Now, in some cases there will be parts of the body that you can’t change with the breath, but you work on the ones that you can. The rhythm of breathing, the depth of the breathing, the texture of the breathing will influence how you experience different parts of the body. So try to find the parts that are especially sensitive to the in-and-out breath. Try to protect them so that they feel wide-open as you breathe in, wide-open as you breathe out. And protect that sensation.

What happens is that other thoughts will come in, and things tend to tense up right there. Well, you don’t want that. Your way of preventing them is to make sure that this stays wide-open. They’ll complain, but you’ve got to appreciate the value of this state of mind, the ability to settle in. It gives you a place to rest, that’s for sure. It gives you strength. It also gets you out of your ordinary thought-worlds. And the practice you get in learning how to not recognize the perceptions that would pull you into thought-worlds helps give you some distance from them. When you have distance, that’s when you can see them more clearly.

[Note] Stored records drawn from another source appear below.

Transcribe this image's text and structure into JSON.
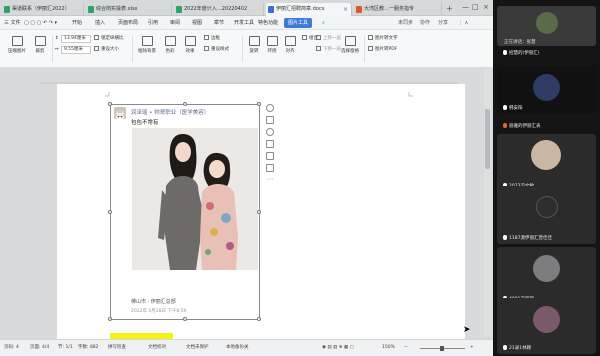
{
  "wps": {
    "tabs": [
      {
        "label": "渠道联系（伊丽汇2022）",
        "color": "#2fa36b",
        "active": false
      },
      {
        "label": "综合岗实操表.xlsx",
        "color": "#2fa36b",
        "active": false
      },
      {
        "label": "2022年度计入…20220402",
        "color": "#2fa36b",
        "active": false
      },
      {
        "label": "伊丽汇招聘简章.docx",
        "color": "#3b6fd4",
        "active": true
      },
      {
        "label": "大湾区教…一服务指专",
        "color": "#e4572e",
        "active": false
      }
    ],
    "menu": {
      "file_label": "三 文件",
      "items": [
        "开始",
        "插入",
        "页面布局",
        "引用",
        "审阅",
        "视图",
        "章节",
        "开发工具",
        "特色功能"
      ],
      "active_item": "图片工具",
      "right": [
        "未同步",
        "协作",
        "分享"
      ]
    },
    "ribbon": {
      "add_picture": "压缩图片",
      "crop": "裁剪",
      "width_value": "13.94厘米",
      "height_value": "9.55厘米",
      "lock_ratio": "锁定纵横比",
      "reset_size": "重设大小",
      "remove_bg": "抠除背景",
      "color": "色彩",
      "effects": "效果",
      "border": "边框",
      "reset_style": "重设样式",
      "rotate": "旋转",
      "wrap": "环绕",
      "align": "对齐",
      "combine": "组合",
      "bring_forward": "上移一层",
      "send_backward": "下移一层",
      "select_pane": "选择窗格",
      "picture_to_text": "图片转文字",
      "picture_to_pdf": "图片转PDF"
    },
    "post": {
      "username": "润泽瑶 • 帅哥职业（医学美容）",
      "text": "包包不常有",
      "location": "佛山市 · 伊丽汇总部",
      "time": "2022年 4月28日 下午8:59"
    },
    "status": {
      "page": "页码: 4",
      "pages": "页面: 4/4",
      "section": "节: 1/1",
      "words": "字数: 882",
      "spell": "拼写检查",
      "doc_check": "文档校对",
      "protect": "文档未保护",
      "missing_font": "本地备份关",
      "zoom": "150%"
    }
  },
  "meeting": {
    "speaking_label": "正在讲话：张慧",
    "participants": [
      {
        "name": "招慧的(伊丽汇)",
        "avatar_color": "#5a6b4a"
      },
      {
        "name": "韩安阳",
        "avatar_color": "#3a4c7a"
      },
      {
        "name": "丽雅的伊丽汇表",
        "avatar_color": "#6a5a50"
      },
      {
        "name": "2073冯文敏",
        "avatar_color": "#c9b7a4"
      },
      {
        "name": "1187源伊丽汇曾佳佳",
        "avatar_color": "#2e2e2e"
      },
      {
        "name": "4001冯丽丽",
        "avatar_color": "#7d7d80"
      },
      {
        "name": "21录1林颖",
        "avatar_color": "#7a5a6a"
      }
    ]
  }
}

As the Buddha said, discernment comes from seeing things as something separate: The thought is separate from your awareness; sensations of the body are separate from your awareness. But for the time being, you want those sensations of the body and the awareness to meld together, so that you can counteract any tendency to want to go into the thoughts—because the thoughts tend to be your normal place of traveling around.

So for the time being, at least, think of the awareness in the body as being one. It’s not that you’re in one part of the body watching the breath in another part of the body. You’re fully in the body, and the breath is all around and all through you. Hold that perception in mind.

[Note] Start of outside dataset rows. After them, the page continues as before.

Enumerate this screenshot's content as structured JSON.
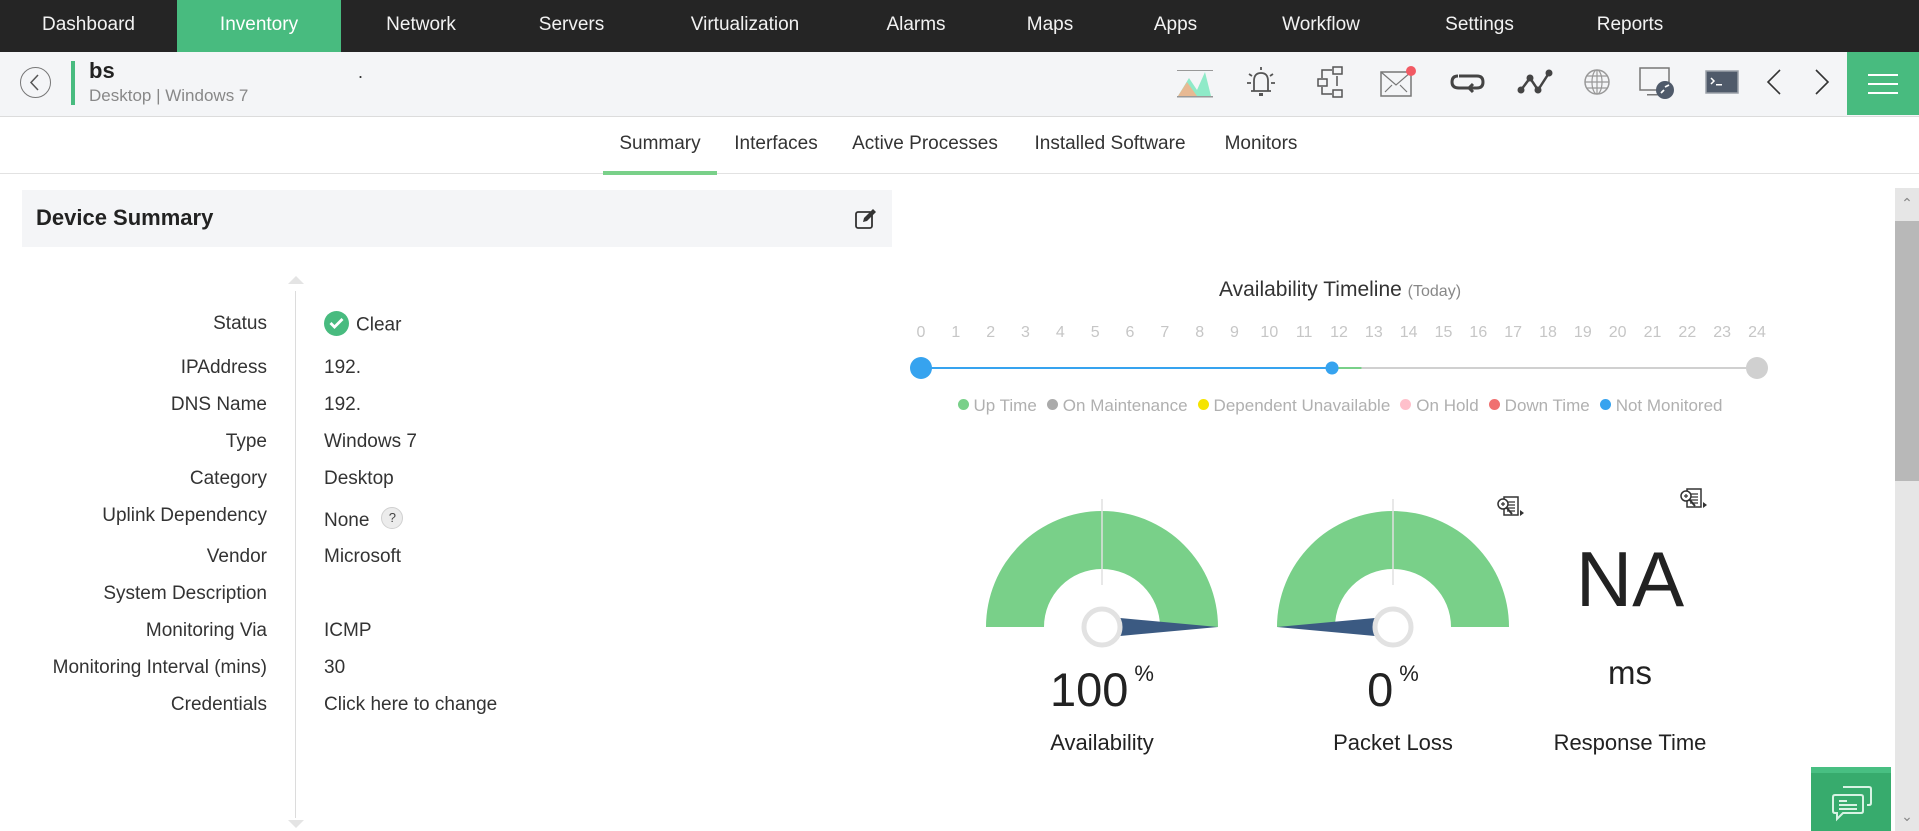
{
  "topnav": {
    "items": [
      {
        "label": "Dashboard"
      },
      {
        "label": "Inventory",
        "active": true
      },
      {
        "label": "Network"
      },
      {
        "label": "Servers"
      },
      {
        "label": "Virtualization"
      },
      {
        "label": "Alarms"
      },
      {
        "label": "Maps"
      },
      {
        "label": "Apps"
      },
      {
        "label": "Workflow"
      },
      {
        "label": "Settings"
      },
      {
        "label": "Reports"
      }
    ]
  },
  "device": {
    "name": "bs",
    "subtitle": "Desktop | Windows 7",
    "mark": "."
  },
  "toolbar_icons": [
    "graph-icon",
    "alarm-bell-icon",
    "workflow-icon",
    "mail-icon",
    "sync-icon",
    "path-icon",
    "globe-icon",
    "remote-desktop-icon",
    "terminal-icon",
    "previous-icon",
    "next-icon",
    "menu-icon"
  ],
  "tabs": [
    {
      "label": "Summary",
      "active": true
    },
    {
      "label": "Interfaces"
    },
    {
      "label": "Active Processes"
    },
    {
      "label": "Installed Software"
    },
    {
      "label": "Monitors"
    }
  ],
  "summary": {
    "title": "Device Summary",
    "rows": [
      {
        "label": "Status",
        "value": "Clear"
      },
      {
        "label": "IPAddress",
        "value": "192."
      },
      {
        "label": "DNS Name",
        "value": "192."
      },
      {
        "label": "Type",
        "value": "Windows 7"
      },
      {
        "label": "Category",
        "value": "Desktop"
      },
      {
        "label": "Uplink Dependency",
        "value": "None"
      },
      {
        "label": "Vendor",
        "value": "Microsoft"
      },
      {
        "label": "System Description",
        "value": ""
      },
      {
        "label": "Monitoring Via",
        "value": "ICMP"
      },
      {
        "label": "Monitoring Interval (mins)",
        "value": "30"
      },
      {
        "label": "Credentials",
        "value": "Click here to change"
      }
    ],
    "help_glyph": "?"
  },
  "timeline": {
    "title": "Availability Timeline",
    "subtitle": "(Today)",
    "hours": [
      "0",
      "1",
      "2",
      "3",
      "4",
      "5",
      "6",
      "7",
      "8",
      "9",
      "10",
      "11",
      "12",
      "13",
      "14",
      "15",
      "16",
      "17",
      "18",
      "19",
      "20",
      "21",
      "22",
      "23",
      "24"
    ],
    "segments": [
      {
        "from": 0,
        "to": 11.8,
        "state": "Not Monitored"
      },
      {
        "from": 11.8,
        "to": 12.65,
        "state": "Up Time"
      },
      {
        "from": 12.65,
        "to": 24,
        "state": "Future"
      }
    ],
    "current_hour": 11.8,
    "legend": [
      {
        "label": "Up Time",
        "color": "#79d089"
      },
      {
        "label": "On Maintenance",
        "color": "#aaaaaa"
      },
      {
        "label": "Dependent Unavailable",
        "color": "#f5e400"
      },
      {
        "label": "On Hold",
        "color": "#ffc0cb"
      },
      {
        "label": "Down Time",
        "color": "#f07070"
      },
      {
        "label": "Not Monitored",
        "color": "#36a3ef"
      }
    ]
  },
  "metrics": {
    "availability": {
      "value": "100",
      "unit": "%",
      "label": "Availability",
      "fraction": 1.0
    },
    "packet_loss": {
      "value": "0",
      "unit": "%",
      "label": "Packet Loss",
      "fraction": 0.0
    },
    "response_time": {
      "value": "NA",
      "unit": "ms",
      "label": "Response Time"
    }
  },
  "colors": {
    "accent": "#48bb7f",
    "gauge_fill": "#79d089",
    "needle": "#3b5a82",
    "nav_bg": "#252525",
    "not_monitored": "#36a3ef"
  }
}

Take this as a challenge: How long can you stay here? You’re working on a skill. Now, the mind can think about anything it wants to at any time. But having time to work on this skill, that’s a real privilege. So here’s the time. Make the most of it. You’ll come away refreshed and with a new perspective on things. The combination of the two will enable you to pull yourself out of a lot of unskillful thinking.

We go for unskillful thinking, one, because it gives us some pleasure; and two, because it falls in line with our values. But when you find that you can gain a free pleasure simply by the way you breathe and settle in with the body, it makes the pleasure that comes from unskillful thinking not quite so attractive. You come to see the value of not jumping into any thought that comes through, not believing everything you think. That allows your discernment to develop.

Sometimes you hear that calm and insight are two separate things. They are different, but they go together. The calm and the tranquility allow you to settle in. The insight comes when you can see things consistently, and you’re not going to see anything consistently without the calm. And you have to gain some understanding of the mind’s workings for the calm to come. So work on these two qualities of calm and insight together.

For the time being, make everything into one. That way, the different parts of the mind that tend to be scattered around in little bits and pieces, and are weakened because they’re scattered and piecemeal, will be able to come together and give one another strength.